The waiter began to lose his temper; he walked away, gently shrugging his shoulders; the gentleman and lady recommenced studying the bill of fare. The children, who began to think they

were only brought there to look at salt-cellars and decanters, amused themselves, to pass the time, by overturning the pepperbox on the table.

"Girardière's neighbour had dispatched his cutlet, and our hero himself was afraid to turn his eyes towards him, lest he should behold his enormous mouth, which opened as wide as a chimney, à la Prussienne, and threatened to engulph everything.

A young man who had just settled his bill, rose to depart, but stopped as he passed before Girardière, and held out his hand to him.

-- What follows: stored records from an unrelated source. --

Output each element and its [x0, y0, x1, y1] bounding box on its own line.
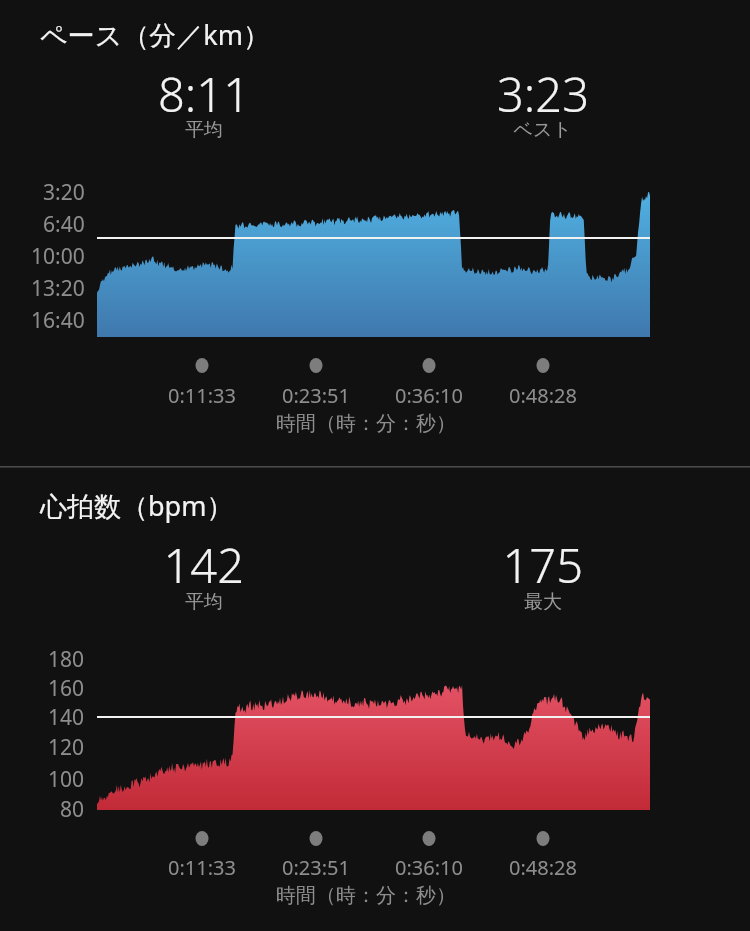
button[interactable]: Workout pace and heart rate charts: [0, 0, 750, 931]
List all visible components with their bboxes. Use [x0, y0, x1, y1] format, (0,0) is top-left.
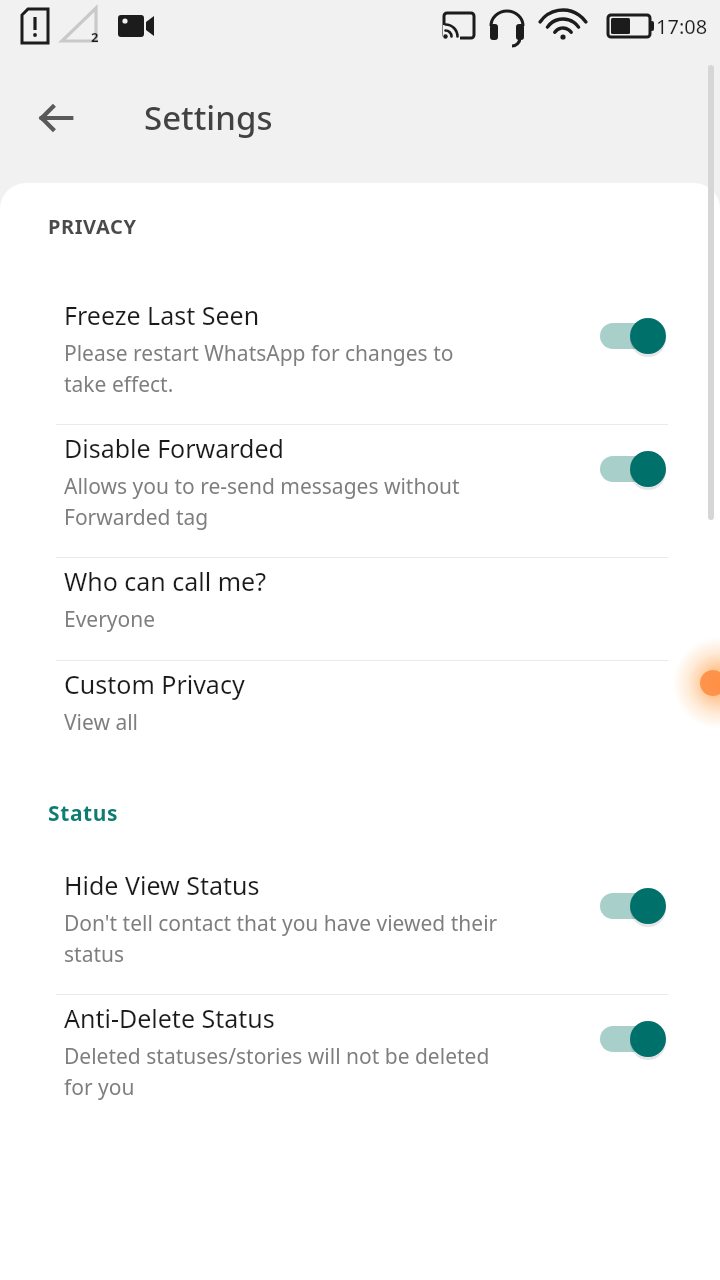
staticText: Status — [48, 799, 119, 828]
button[interactable]: Hide View Status — [0, 862, 720, 994]
button[interactable]: Custom Privacy — [0, 661, 720, 763]
button[interactable]: Toggle on — [600, 316, 664, 356]
staticText: Disable Forwarded — [64, 431, 284, 465]
staticText: Allows you to re-send messages without F… — [64, 472, 460, 531]
staticText: PRIVACY — [48, 213, 137, 240]
button[interactable]: Who can call me? — [0, 558, 720, 660]
staticText: Hide View Status — [64, 868, 260, 902]
staticText: View all — [64, 708, 139, 737]
staticText: Everyone — [64, 605, 156, 634]
staticText: Deleted statuses/stories will not be del… — [64, 1042, 490, 1101]
button[interactable]: Toggle on — [600, 1019, 664, 1059]
staticText: 2 — [91, 28, 99, 46]
staticText: Don't tell contact that you have viewed … — [64, 909, 498, 968]
staticText: Freeze Last Seen — [64, 298, 260, 332]
staticText: Who can call me? — [64, 564, 267, 598]
button[interactable]: Disable Forwarded — [0, 425, 720, 557]
button[interactable]: Toggle on — [600, 449, 664, 489]
button[interactable]: Toggle on — [600, 886, 664, 926]
staticText: Settings — [144, 95, 273, 140]
staticText: Anti-Delete Status — [64, 1001, 275, 1035]
staticText: Custom Privacy — [64, 667, 245, 701]
button[interactable]: Back — [24, 86, 88, 150]
button[interactable]: Freeze Last Seen — [0, 292, 720, 424]
staticText: Please restart WhatsApp for changes to t… — [64, 339, 454, 398]
staticText: 17:08 — [656, 13, 708, 40]
button[interactable]: Anti-Delete Status — [0, 995, 720, 1127]
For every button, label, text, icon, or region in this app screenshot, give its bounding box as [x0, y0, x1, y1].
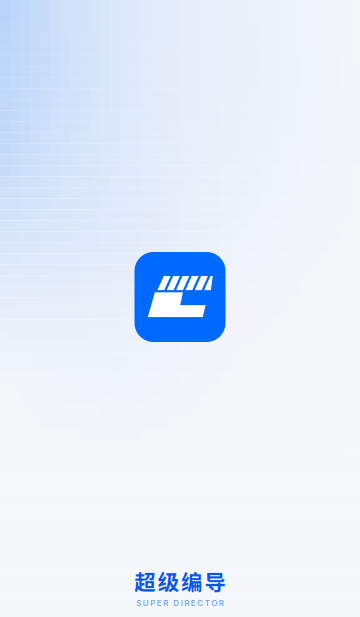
staticText: 超级编导: [134, 565, 226, 596]
staticText: SUPER DIRECTOR: [136, 598, 224, 608]
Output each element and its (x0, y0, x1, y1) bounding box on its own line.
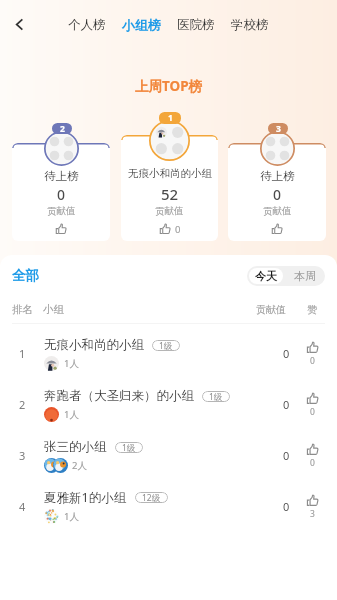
button[interactable]: 待上榜 (228, 143, 326, 241)
button[interactable]: 本周 (285, 266, 325, 286)
staticText: 无痕小和尚的小组 (44, 337, 144, 353)
staticText: 3 (310, 508, 315, 520)
staticText: 赞 (307, 303, 317, 316)
staticText: 0 (283, 448, 290, 463)
staticText: 0 (310, 355, 315, 367)
staticText: 个人榜 (68, 17, 106, 33)
staticText: 1人 (64, 510, 79, 523)
staticText: 0 (273, 185, 282, 204)
staticText: 1级 (159, 340, 173, 351)
staticText: 1人 (64, 357, 79, 370)
button[interactable]: 医院榜 (169, 0, 223, 49)
staticText: 张三的小组 (44, 439, 107, 455)
staticText: 0 (310, 457, 315, 469)
staticText: 贡献值 (263, 205, 292, 217)
staticText: 1人 (64, 408, 79, 421)
staticText: 4 (19, 499, 26, 514)
staticText: 1级 (122, 442, 136, 453)
staticText: 3 (19, 448, 26, 463)
staticText: 学校榜 (231, 17, 269, 33)
staticText: 2 (19, 397, 26, 412)
staticText: 无痕小和尚的小组 (128, 167, 212, 180)
staticText: 今天 (255, 269, 277, 283)
staticText: 贡献值 (155, 205, 184, 217)
staticText: 1 (168, 112, 173, 124)
staticText: 医院榜 (177, 17, 215, 33)
staticText: 全部 (12, 267, 39, 284)
staticText: 1级 (209, 391, 223, 402)
staticText: 3 (276, 123, 281, 134)
staticText: 0 (283, 346, 290, 361)
staticText: 上周TOP榜 (0, 77, 337, 95)
staticText: 0 (175, 223, 181, 236)
button[interactable]: 待上榜 (12, 143, 110, 241)
button[interactable]: 今天 (249, 268, 283, 284)
staticText: 小组榜 (122, 17, 161, 33)
staticText: 夏雅新1的小组 (44, 489, 127, 506)
staticText: 待上榜 (44, 169, 79, 183)
button[interactable]: 无痕小和尚的小组 (121, 135, 218, 241)
staticText: 奔跑者（大圣归来）的小组 (44, 388, 194, 404)
staticText: 贡献值 (256, 303, 286, 316)
staticText: 2 (60, 123, 65, 134)
staticText: 本周 (294, 269, 316, 283)
staticText: 0 (283, 499, 290, 514)
staticText: 贡献值 (47, 205, 76, 217)
button[interactable]: 2 (0, 379, 337, 430)
button[interactable]: 4 (0, 481, 337, 532)
staticText: 待上榜 (260, 169, 295, 183)
button[interactable]: 1 (0, 328, 337, 379)
staticText: 1 (19, 346, 26, 361)
button[interactable]: 学校榜 (223, 0, 277, 49)
button[interactable]: 个人榜 (60, 0, 114, 49)
button[interactable]: 3 (0, 430, 337, 481)
staticText: 小组 (43, 303, 64, 316)
staticText: 排名 (12, 303, 33, 316)
staticText: 52 (161, 184, 179, 204)
staticText: 12级 (142, 492, 161, 503)
staticText: 2人 (72, 459, 87, 472)
staticText: 0 (283, 397, 290, 412)
button[interactable]: 小组榜 (114, 0, 169, 49)
staticText: 0 (310, 406, 315, 418)
button[interactable]: Back (0, 0, 38, 49)
staticText: 0 (57, 185, 66, 204)
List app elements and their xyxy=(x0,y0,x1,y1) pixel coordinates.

"Ah!" said he, "good morning! my dear friend!-How is it you are dining alone?-why did you not come and place yourself by me?-I should have been delighted."

"I have only this moment arrived."

"Well-have you been to visit the lady we were talking of? -is she to your liking?-eh ?—what say you?"

"Ah! indeed, apropos, you are a pretty fellow! you point me out a café, and tell me that the landlady is a widow and in want of a husband; you engage me to go and see her-I go, saying to myself, the sight can cost me nothing.' It however cost me a glass of capillaire and milk. But never mind that! I saw a very pretty woman, graceful and still young, and began to chat with her at the bar, while paying for my capillaire; she replied in a manner both gracious and spiritual!-I was enchanted!-The six following days I returned to the café, and put myself to a great expense; at last, on the seventh, I resolved on making some advances, some proposals to the pretty hostess, but at the first word she checked me and demanded:

"To whom do you imagine you are speaking, sir ?"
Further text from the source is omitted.